The effects of the pandemic on our campus research ecosystem are diverse. In his guest blog, construction mechanic Tom Polkinghorn tells how facilities kept their doors open during the pandemic.
I’m one of the many building mechanics here on campus. As with many other agencies, our roles and responsibilities have changed with the COVID-19 outbreak. This position work from home? To the right.
Why not? The main duties of a building mechanic include maintaining all of the operations and maintenance of the buildings while performing almost all of the tasks assigned through our facilities work order system. Each mechanic has a specific area of coverage; mine are, for example, the Dow Environmental Sciences and Engineering Building and the Great Lakes Research Center. While no one was around to assign us work during the pandemic, building maintenance remained our core business – and we found plenty to do.
Challenge: Mechanics always find the bucket
Building systems and equipment require constant, daily attention to operate effectively. Many things can go wrong with the HVAC, plumbing, front doors, roofs, windows, lighting, etc. of a building. Fast reactions save time and money, but also offer security for the campus community.
We walk through the machine rooms every day, take care of the operation of the devices and can usually tell by sight, smell or sound when a system fails – an impossible task from home! Too often, our building inspections present us with our challenge for the rest of the day or even longer. On many occasions I pause and think, “That’s not how I imagined driving to work this morning!”

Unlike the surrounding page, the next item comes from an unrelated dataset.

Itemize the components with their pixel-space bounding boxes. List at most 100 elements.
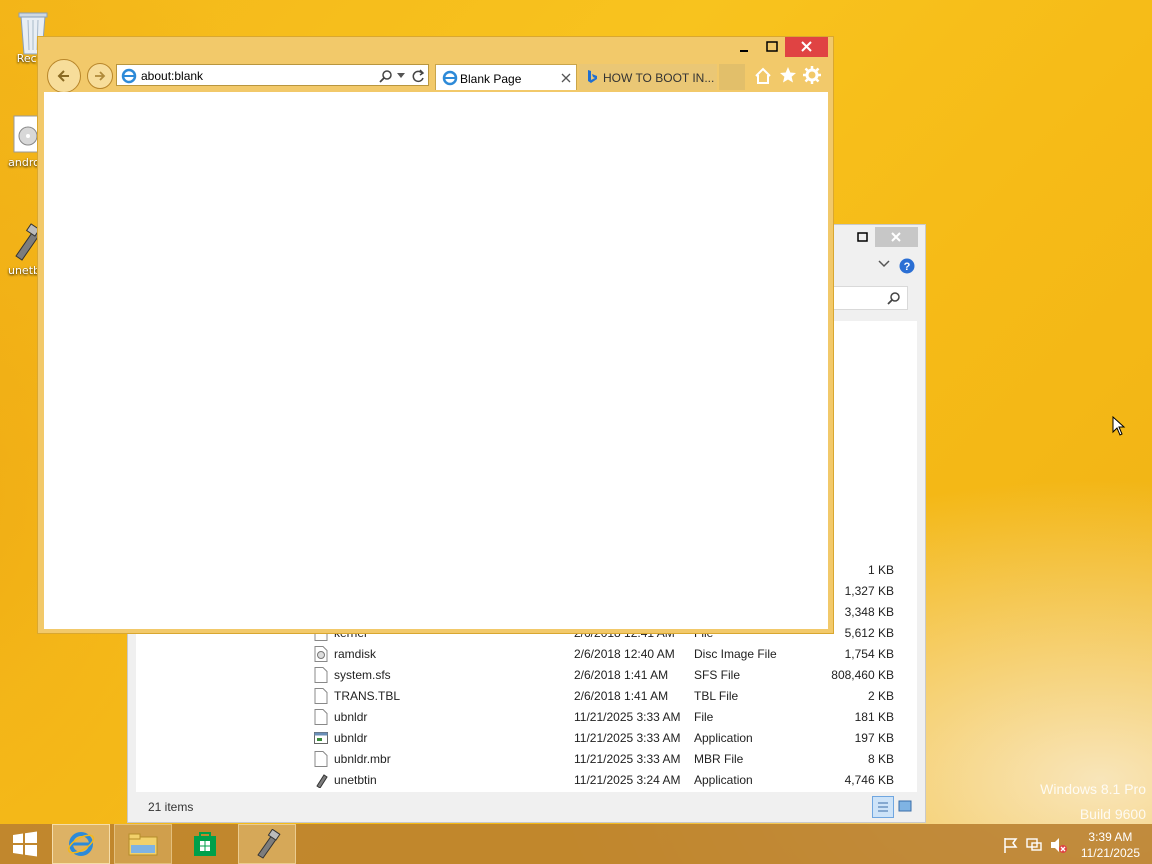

Mechanics can’t be pinned in one place for too long as other building challenges don’t come up. If the correction time becomes too long or the repair requires specialized skills, we assign the work to our Facility Trades department. You take good care of us all. The mechanic needs to be in constant communication with all building systems in order to be clear about what is required of all devices every day. Think of our position as a constant review of the operating systems over and over again.
The definition of the mechanic position has certainly changed during the pandemic. At first, we stayed home with the rest or the majority of the university community, eagerly awaiting further instructions and answers. “Who is considered essential? How long do we stay at home? What is the plan? Is there a plan? “It was hard to sit at home and speculate about what might happen in the buildings in the first few weeks. We’re the front line of equipment operations, and without us the maintenance process goes from proactive to reactive. Common mechanic quotes are: “If only I had come earlier” or “Wow, what would have happened if THAT had gone unnoticed?”
If a leak starts and someone puts a bucket under it, it’s my job to find the bucket before the whole hall is flooded. We are not always in the right place and at the right time, but sooner is better than later. Okay, you get it: mechanics can’t work from home.
My first day back was April 1st and I was stupidly curious about what I would find in the buildings. No wonder that the mechanics were also charged with cleaning the toilets and touchpoints, collecting garbage and later opening the front door. While it made sense since we were the only employees, it was an additional challenge to catch up on our own work.
The extra cleaning chores weren’t entirely impossible as there was simply no one around to clean up afterwards. Seeing another person was an unusual but pleasant surprise. I had to skip some preventive maintenance tasks at first, but was able to catch up on the most important problems without wasting a lot of time. My building cover did pretty well, with the exception of a few leaks in the heating water system (think back to the mechanics’ quotes). Some other mechanics – maybe not so lucky. It’s all our turn. After the third week of initial closure under our governor’s orders, I was greeted every Monday through the 7th.
Solution: Learn from the wrong times
Under the same conditions, it is not difficult to think about what to do in a future pandemic. If everything was repeated exactly all over again, we would jump right into the best-practice, effective practice and skip the wrong branches. This also corresponds to the philosophy of the construction mechanic position.
We keep doing tasks in our buildings and we know what works to keep operations going year after year. However, most conditions are not always exactly the same, so we adapt to the variables. “Wow, why doesn’t it work like it used to? Let’s try this. No – take a wrong turn. I think we know we shouldn’t go there now. ”
Wrong turns of phrase can be great learning tools. The point is, we begin by repeating successful procedures while looking for new variables. Experience right? What has been done can always be done better, especially when it is well practiced. Let’s hope we haven’t done well in dealing with pandemics – but let’s plan anyway.
We have all been challenged with COVID-19. We need to make sure there are guides in place to help us find the right path faster as this pandemic evolves – and also in the event of future pandemics.
Michigan Technological University is a public research university founded in Houghton, Michigan in 1885 and home to more than 7,000 students from 55 countries worldwide. The university is consistently ranked among the best universities in the country for return on investment, offering more than 125 bachelor’s and master’s degrees in science and technology, engineering, computer science, forestry, economics, health professionals, humanities, math, social sciences, and the Arts. Located just a few miles from Lake Superior on Michigan’s Upper Peninsula, the rural campus offers year-round outdoor adventure opportunities.